Mr. Milburn: I understand that there are concerns about precisely those issues. Many patients find being confronted with such potential conflicts of interest extremely uncomfortable, but that is not the primary purpose of what we seek to do. Given that we have a limited number of NHS consultants--we shall have more in future--our primary purpose is to ensure that we get the maximum amount of NHS time from them. That seems reasonable; it is not a something-for-nothing deal.
We are seeking to pay NHS consultants more for doing more NHS work. They will receive an average of £10,000 a year extra when they start out as NHS consultants. They will have extra access to discretionary points and extra access to £20,000 worth of extra rewards in exchange for doing less private practice. That is the deal that we have proposed. It makes a fundamental break from what has
Mr. Dennis Skinner (Bolsover): I wish my right hon. Friend well in his endeavours. Do we not all know that, contrary to what Tory Members have said, Nye Bevan wanted to do exactly what my right hon. Friend is attempting to do today? The money was not there then, but we have now got an economy that enables us to achieve what we could not do in the 1940s. My right hon. Friend should not worry when the Tories talk about doctors and consultants with more than one job, because nearly every Tory MP moonlights as well.
Mr. Milburn: My hon. Friend, as always, makes a very good point. I will not take much notice of what the Conservatives say, but of course we shall listen to what the consultants say.
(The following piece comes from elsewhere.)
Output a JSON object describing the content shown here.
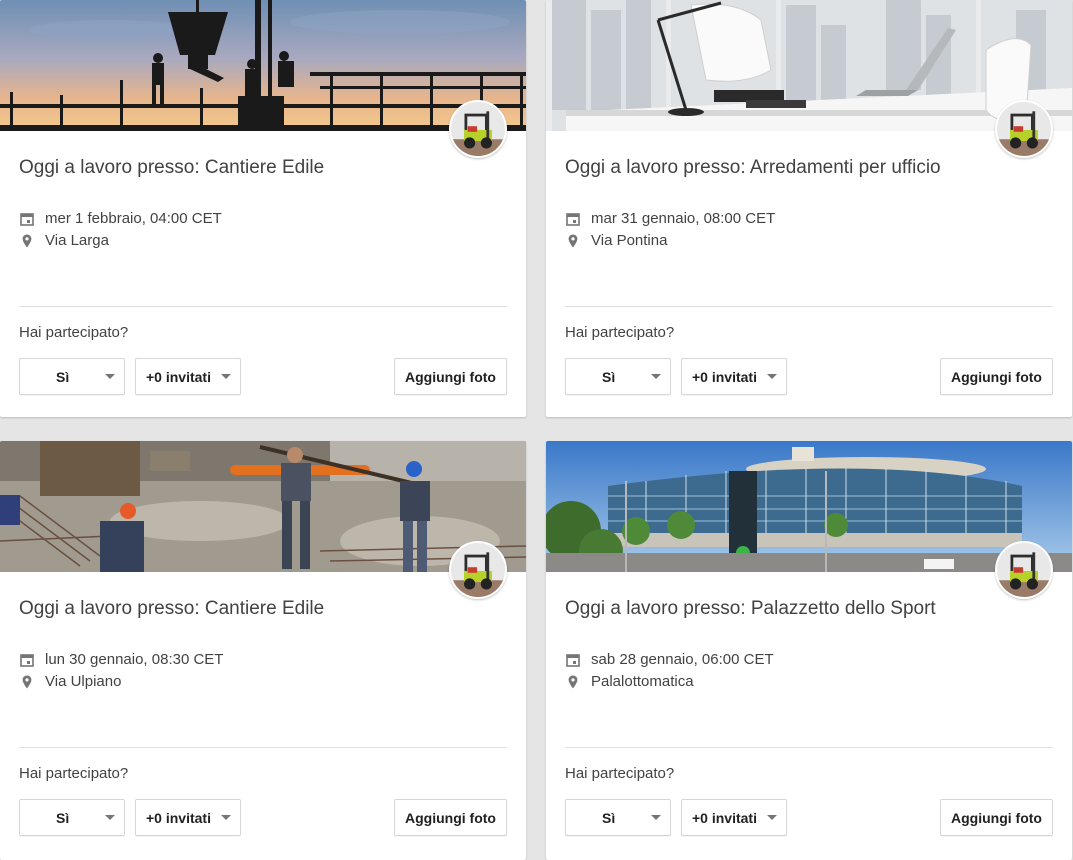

There will be a negotiation, and we have set out our position very clearly indeed. We shall negotiate on it, and I fully expect us to make progress.
Mr. Peter Lilley (Hitchin and Harpenden): Although I accept that it is normally desirable to retain experienced and dedicated consultants in the NHS, will the Secretary of State set up an inquiry into why Mr. Lennox Kane, a consultant gynaecologist at Hemel Hempstead who had been diagnosed with Parkinson's disease, was allowed to continue operating? Will the inquiry investigate the complaints of 27 of his women patients about the treatment that they received? Will the right hon. Gentleman use his good offices to ensure that the chief executive and chairman of the health authority and the trust agree to meet the members of the action group that was set up to represent those patients before such an inquiry, not after, which is all that they have agreed to at present?
Mr. Milburn: The circumstances that the right hon. Gentleman describes are extremely disturbing. As I understand it, the trust is already reviewing the way in which the complaints were or were not acted upon. I promise him that I shall look into precisely the matters that he has raised with me.
If the hon. Member for New Forest, West (Mr. Swayne) reads the Government's proposals, he will see that there is perfect consistency between what was said then and what is being said now. We have made it perfectly clear that, in exchange for extra rewards, we will expect newly qualified consultants not to work in private practice for up to seven years. Following that seven-year ban, it will be perfectly permissible for consultants to undertake a limited amount of private practice. That seems to me to be the right thing to do. It is right for consultants, because it gets them extra rewards, and it gets NHS patients the extra skills, the extra commitment and the extra expertise that they need.